Given that technology, regulation and industries/business models change, can you architect a data-governance framework that is futureproof and resilient to change?
Hillary Ashton: A data governance framework exists to support valuable action. By this definition, any anticipated success will need consistent planning and implementation, and the following elements are what makes it resilient to change:
- Identify top-priority, funded business initiatives and the data needed
- Appoint stakeholders to take direct responsibility, in partnership with IT and a federated network of data domain owners and stewards to establish a foundation for implementing highly reusable and cross-functional data to support initiatives.
- Ensure data resources are flexible and scalable, both within the infrastructure, enabled by cloud services, and the design, enabled by careful attention to established architectural principles.
- Work with end-users and application developers to understand common data management struggles and address them within data delivery projects.
- Establish “sandbox” environments with easy-to-use tools that support experimental data provisioning combined with easy access to authorized production data.
The rigour in the application of this framework by appointed stakeholders is by far the most important element for the success of data governance aligned to business initiatives that are expected to achieve business value.
If you think about it, almost every aspect of the business—such as supply chain optimization—requires data for success. Delivering that data, just-in-time, just enough, and in just the right condition to meet the needs of the application and analytical use cases within those initiatives provides not the only justification for data governance, but also provides a built-in scoping mechanism.
Who owns data governance in a digital enterprise?
Hillary Ashton: If we live by the data governance framework, the data domain owners and stewards appointed to establish a foundation for implementing highly reusable and cross-functional data to support initiatives will be the owners.
The difference is obvious given how organizations are approaching modern software architectures, which have created a false sense that data on its own is the solution to achieving business outcomes.
Organizations can’t achieve actionable insights or create satisfying customer experiences simply by storing data in large hardware clusters, collecting data in real-time, or migrating it all to the cloud.
True digital transformation integrates data across the enterprise, but the explosion of data coming from different sources and in different formats—all not necessarily “talking to each other” means that organizations have the opportunity not just to unleash a set of disparate technologies or actions across the enterprise—it all needs to be highly integrated, right down to how we make sense of data.
What can we expect of data governance in 2022?
Hillary Ashton: According to our survey, IT decision-makers globally say emerging technologies are top investment priorities—90% of respondents felt that emergent technologies, such as automation, would have a transformational impact on their organization in the next three years.
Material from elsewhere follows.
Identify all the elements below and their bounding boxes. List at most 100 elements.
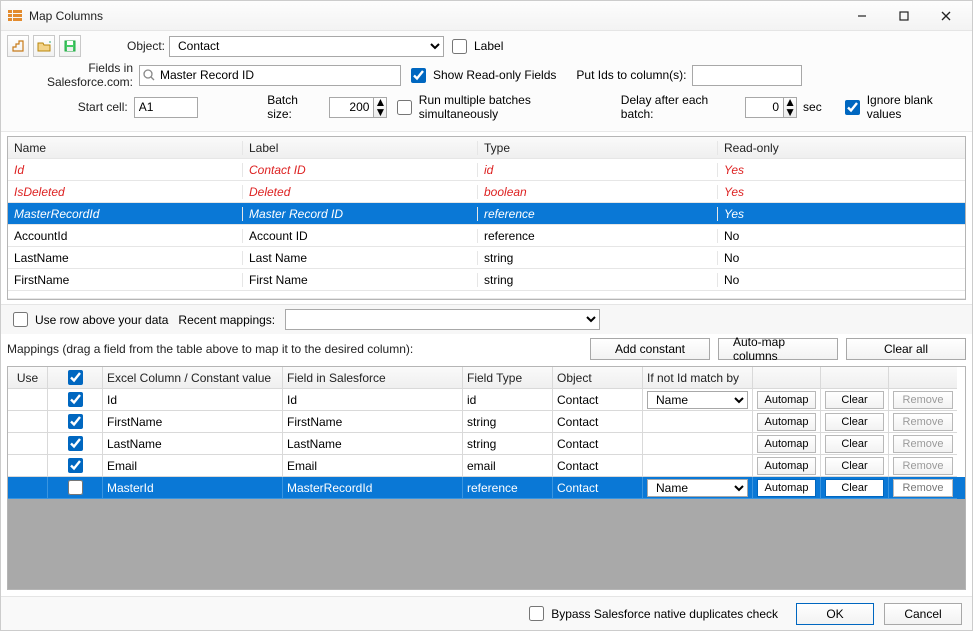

These include multi-cloud infrastructure, IoT, 5G, edge computing, AI, and data analytics.
Given that all of these are predicated on data—we expect organizations to re-examine how they look at data governance.
Already, we know that 3 out of 4 IT decision-makers agreed that their organization’s digital transformation efforts or lack thereof could be a roadblock to realizing the full benefits of key emergent technologies, such as AI and machine learning, and 82% expressed concerns that not being cloud-ready could be a significant barrier to accelerating their digital transformation efforts.
The thing organizations need to understand is that data governance can accelerate the transformation process, because what they are really investing in is getting the trust and clarity to make better decisions and improving their capacity to address issues like data sovereignty laws, diversity of languages across the region, and more.